The battle for equality will move to other states. We Buffalonians can really help other hometown LGBT communities by sharing what we’ve learned—our hometown strategies—our relationship-based activism. All politics, as they say, is local. That’s why the big city big money LGBT organizations would be wise to radically change their national strategy. Instead of riding into somebody else’s town on a white horse to “rescue the LGBT country bumpkins” they should identify, support and fund the local gay leaders who are currently doing the work but struggling to fit their volunteer activism into their lives, when they have to go work everyday to pay the bills. Lunch hour activism is so very hard to do. It’s ineffective and exhausting. On a national level, the mantra should be “how can we help?”—not “here’s what we’re gonna do for you.” National leaders should listen and then help, with no strings. It would change our LGBT movement forever if just for one poitical season, the national organizations would trust that hometown people know their friends, families and neighbors better than they do!

In 1991, you organized the first Gay Pride outdoor celebration in Buffalo. Have local attitudes toward the LGBTQ community changed? How?

Many reasons—but fundamentally attitudes changed, because LGBT family members, friends, neighbors and co-workers came out to the people in their lives. The crap folks had been taught to believe about gay people didn’t fit anymore.

The old distorted learned beliefs about homosexuals doesn’t hold up against the lives of real gay people that people know. The activist biz is all about opening minds and hearts. A detached in-service presentation about the issues and concerns LGBT face everyday doesn’t work. Getting to know people, does. That’s why we’ve got marriage equality. The elegant simplicity in this swirl of analysis is that Senator Grisanti got to know Kitty Lambert and Cheryle Rudd. He came to know and understand the issues this very real couple faced everyday. He came to care about them. Kitty thoughtfully, eloquently articulated the issues, in the “first person.” Senator Grisanti listened. He did not set out on a political path to change his views on marriage equality. All he did was listen and when it came time to vote, my guess is he couldn’t look his friends, Kitty and Cheryle in the eye, and as he said, vote against them having the same rights as he has with his wife.

Tell us how and why you came to become a Chaplain.

I came to understand that our LGBT liberation movement, like all liberation movements, was all about a liberation of the spirit. This is healing work. Healing from a unique form of oppression because the prejudice is rooted in organized religion and it is framed as if the indidivual is an abonmination to God. Forty years ago, gay people were mentally ill or sinners. What an incredible journey toward self-acceptance we have been on! About ten years ago, I began to realize our quest for equality was taking us directly toward organized religion, and that a battle over beliefs about homosexuality was going take place. Organized religion was the frontier. So I founded Rainbow Spirit Rising and began by addressing our own spirituality through gay pride summer and winter solstices. Taking control over the way we see ourselves, spiritually. I like the saying “religion at it’s best enhances spirituality, and at its worst, kills it.”

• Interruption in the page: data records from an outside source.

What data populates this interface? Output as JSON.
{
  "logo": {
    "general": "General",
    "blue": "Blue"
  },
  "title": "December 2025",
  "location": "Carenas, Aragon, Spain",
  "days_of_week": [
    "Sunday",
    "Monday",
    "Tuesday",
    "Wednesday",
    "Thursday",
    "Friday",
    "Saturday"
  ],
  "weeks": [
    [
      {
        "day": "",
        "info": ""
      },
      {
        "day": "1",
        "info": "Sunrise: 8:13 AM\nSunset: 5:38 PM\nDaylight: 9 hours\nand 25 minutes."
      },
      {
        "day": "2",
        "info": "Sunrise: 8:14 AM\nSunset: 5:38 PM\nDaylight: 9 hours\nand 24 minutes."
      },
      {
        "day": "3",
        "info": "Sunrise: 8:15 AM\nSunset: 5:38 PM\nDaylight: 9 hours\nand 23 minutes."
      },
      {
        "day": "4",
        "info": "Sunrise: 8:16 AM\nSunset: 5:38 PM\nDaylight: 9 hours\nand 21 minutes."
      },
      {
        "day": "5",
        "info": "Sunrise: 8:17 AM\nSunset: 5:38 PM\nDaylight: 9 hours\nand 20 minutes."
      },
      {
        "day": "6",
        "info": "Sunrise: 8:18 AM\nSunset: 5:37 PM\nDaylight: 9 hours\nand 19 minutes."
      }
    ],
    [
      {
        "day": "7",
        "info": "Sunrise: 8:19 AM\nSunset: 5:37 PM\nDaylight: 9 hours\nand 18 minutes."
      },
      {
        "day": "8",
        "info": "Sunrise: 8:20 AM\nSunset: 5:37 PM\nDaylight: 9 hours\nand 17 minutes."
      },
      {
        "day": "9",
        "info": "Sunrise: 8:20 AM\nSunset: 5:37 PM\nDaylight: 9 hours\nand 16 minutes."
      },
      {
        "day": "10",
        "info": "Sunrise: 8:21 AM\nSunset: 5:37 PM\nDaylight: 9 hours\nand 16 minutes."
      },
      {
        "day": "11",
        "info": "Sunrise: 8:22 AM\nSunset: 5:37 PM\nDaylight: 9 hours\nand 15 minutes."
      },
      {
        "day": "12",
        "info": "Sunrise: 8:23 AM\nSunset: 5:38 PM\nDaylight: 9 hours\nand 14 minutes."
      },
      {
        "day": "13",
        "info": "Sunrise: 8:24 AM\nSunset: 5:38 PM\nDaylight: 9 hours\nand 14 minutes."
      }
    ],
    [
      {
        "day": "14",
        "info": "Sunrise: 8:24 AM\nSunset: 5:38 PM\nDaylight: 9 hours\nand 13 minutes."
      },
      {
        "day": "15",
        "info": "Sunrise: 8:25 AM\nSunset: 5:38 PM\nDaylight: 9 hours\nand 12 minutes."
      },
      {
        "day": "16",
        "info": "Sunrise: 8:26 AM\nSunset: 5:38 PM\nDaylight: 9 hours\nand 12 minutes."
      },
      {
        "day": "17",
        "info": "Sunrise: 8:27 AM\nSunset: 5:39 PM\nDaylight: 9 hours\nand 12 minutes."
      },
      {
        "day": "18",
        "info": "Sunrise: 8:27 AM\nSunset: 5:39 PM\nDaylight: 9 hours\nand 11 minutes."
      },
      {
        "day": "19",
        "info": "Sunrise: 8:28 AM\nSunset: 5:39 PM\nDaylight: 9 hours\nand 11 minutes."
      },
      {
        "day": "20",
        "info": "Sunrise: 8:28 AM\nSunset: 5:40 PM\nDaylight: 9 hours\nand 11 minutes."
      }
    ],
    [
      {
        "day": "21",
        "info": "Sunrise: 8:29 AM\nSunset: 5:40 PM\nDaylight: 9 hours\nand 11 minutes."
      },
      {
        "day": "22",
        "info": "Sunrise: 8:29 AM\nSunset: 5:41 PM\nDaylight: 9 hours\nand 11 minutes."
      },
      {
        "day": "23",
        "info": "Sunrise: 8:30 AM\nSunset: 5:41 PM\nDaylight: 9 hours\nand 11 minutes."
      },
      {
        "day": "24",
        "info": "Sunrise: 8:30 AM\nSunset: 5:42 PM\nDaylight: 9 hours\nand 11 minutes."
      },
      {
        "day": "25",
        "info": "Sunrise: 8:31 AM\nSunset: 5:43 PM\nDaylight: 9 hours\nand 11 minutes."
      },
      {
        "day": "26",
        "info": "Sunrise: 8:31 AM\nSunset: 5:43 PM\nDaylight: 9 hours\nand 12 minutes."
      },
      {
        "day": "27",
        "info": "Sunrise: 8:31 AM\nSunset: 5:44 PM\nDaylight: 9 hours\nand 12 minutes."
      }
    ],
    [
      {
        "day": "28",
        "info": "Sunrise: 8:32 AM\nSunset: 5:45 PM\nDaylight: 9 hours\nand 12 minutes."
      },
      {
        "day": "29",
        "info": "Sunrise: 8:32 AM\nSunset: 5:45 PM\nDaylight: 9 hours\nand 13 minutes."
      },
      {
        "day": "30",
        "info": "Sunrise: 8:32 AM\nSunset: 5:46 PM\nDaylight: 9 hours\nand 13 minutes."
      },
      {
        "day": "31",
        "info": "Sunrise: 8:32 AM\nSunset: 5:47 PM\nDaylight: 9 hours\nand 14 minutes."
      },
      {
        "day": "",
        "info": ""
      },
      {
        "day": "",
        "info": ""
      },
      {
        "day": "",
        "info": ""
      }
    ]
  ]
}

Along the way, I came to think I’d be more effective if I was clergy, so off I went to the Clinical Pastoral Education program at Sisters Hospital, it’s the only nationally certified CPE program locally. It was one of the most stressful and painful experiences I’ve ever had—and also one of the best.

In my activism, I involved many wonderful clergy, and I learned we LGBT folks have many clergy allies. Sadly, most are far too silent when it comes to speaking up about the spiritual violence still preached against gay people, in too many local pulpits. This has to stop. That’s the work that lies ahead for me.